The implication is that the rest of the house—the joint bedroom and the nice kitchen and the kids’ messy quarters and the other TV room—cannot adequately serve me and my precious individuality. (Women, apparently, are not such fragile snowflakes that they need their own room to express themselves. After all, she has the kitchen, right?) Worse, the man cave implies antagonism between the father’s masculine identity and his family identity and duties.

Setting aside a space specifically as a masculine escape from the family signals that masculinity and family life are in tension. Whereas the mother can actualize her full identity in family life, the father, by this logic, can only do so away from family life. This reinforces two damaging notions: first, that the father’s “natural environment” is not in the home participating in communal life, and second, that the family is nothing more than a group of individuals pursuing their own self-interest and self-actualization—and that those interests and identities, especially between the father and his wife and children, are necessarily in conflict.

Both of these notions corrode the cohesion of the family, whose strength as a social unit emerges from and depends on the effacing of the self in the service of community. Otherwise it’s just a bunch of strangers living together.

To be sure, the family cannot be the alpha and the omega of a man’s identity. But neither can it be so for a woman. We all have interests and hobbies and little sanctuaries, physical or psychological, that give us respites from the exigencies of family life and that inform our self-understanding. That’s natural and good. But these aspects of our individual identities should not be placed in conflict with the family identity. After all, personality is most fully expressed not in isolation, but in community.
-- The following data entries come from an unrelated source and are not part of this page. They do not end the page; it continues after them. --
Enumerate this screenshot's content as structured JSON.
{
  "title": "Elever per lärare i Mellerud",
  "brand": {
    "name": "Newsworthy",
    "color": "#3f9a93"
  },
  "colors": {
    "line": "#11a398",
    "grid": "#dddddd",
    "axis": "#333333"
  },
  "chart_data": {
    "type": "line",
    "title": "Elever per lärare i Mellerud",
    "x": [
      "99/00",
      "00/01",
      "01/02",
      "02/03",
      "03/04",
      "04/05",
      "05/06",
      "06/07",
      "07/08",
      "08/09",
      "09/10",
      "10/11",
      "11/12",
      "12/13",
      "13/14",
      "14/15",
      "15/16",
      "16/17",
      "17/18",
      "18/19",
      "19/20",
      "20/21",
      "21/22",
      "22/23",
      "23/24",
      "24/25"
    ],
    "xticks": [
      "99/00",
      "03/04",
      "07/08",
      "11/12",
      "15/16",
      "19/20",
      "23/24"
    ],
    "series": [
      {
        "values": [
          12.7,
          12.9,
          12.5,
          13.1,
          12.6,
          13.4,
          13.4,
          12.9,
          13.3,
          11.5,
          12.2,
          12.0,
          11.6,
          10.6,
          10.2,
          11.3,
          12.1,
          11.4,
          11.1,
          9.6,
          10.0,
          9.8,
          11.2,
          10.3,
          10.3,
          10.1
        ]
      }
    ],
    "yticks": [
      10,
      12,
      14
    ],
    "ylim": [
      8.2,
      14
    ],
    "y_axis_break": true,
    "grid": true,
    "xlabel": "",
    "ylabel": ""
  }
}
This concept is especially important for men, who are acutely tempted by the wider culture to a self-destructive individualism. Whereas traditional male spaces signal that masculinity can be expressed through development of elevating personal interests, the man cave signals that masculinity is expressed through escape into a self-made, self-indulgent preserve. This is a corrosive masculinity that dissolves family solidarity and ultimately (and ironically) one’s very sense of self.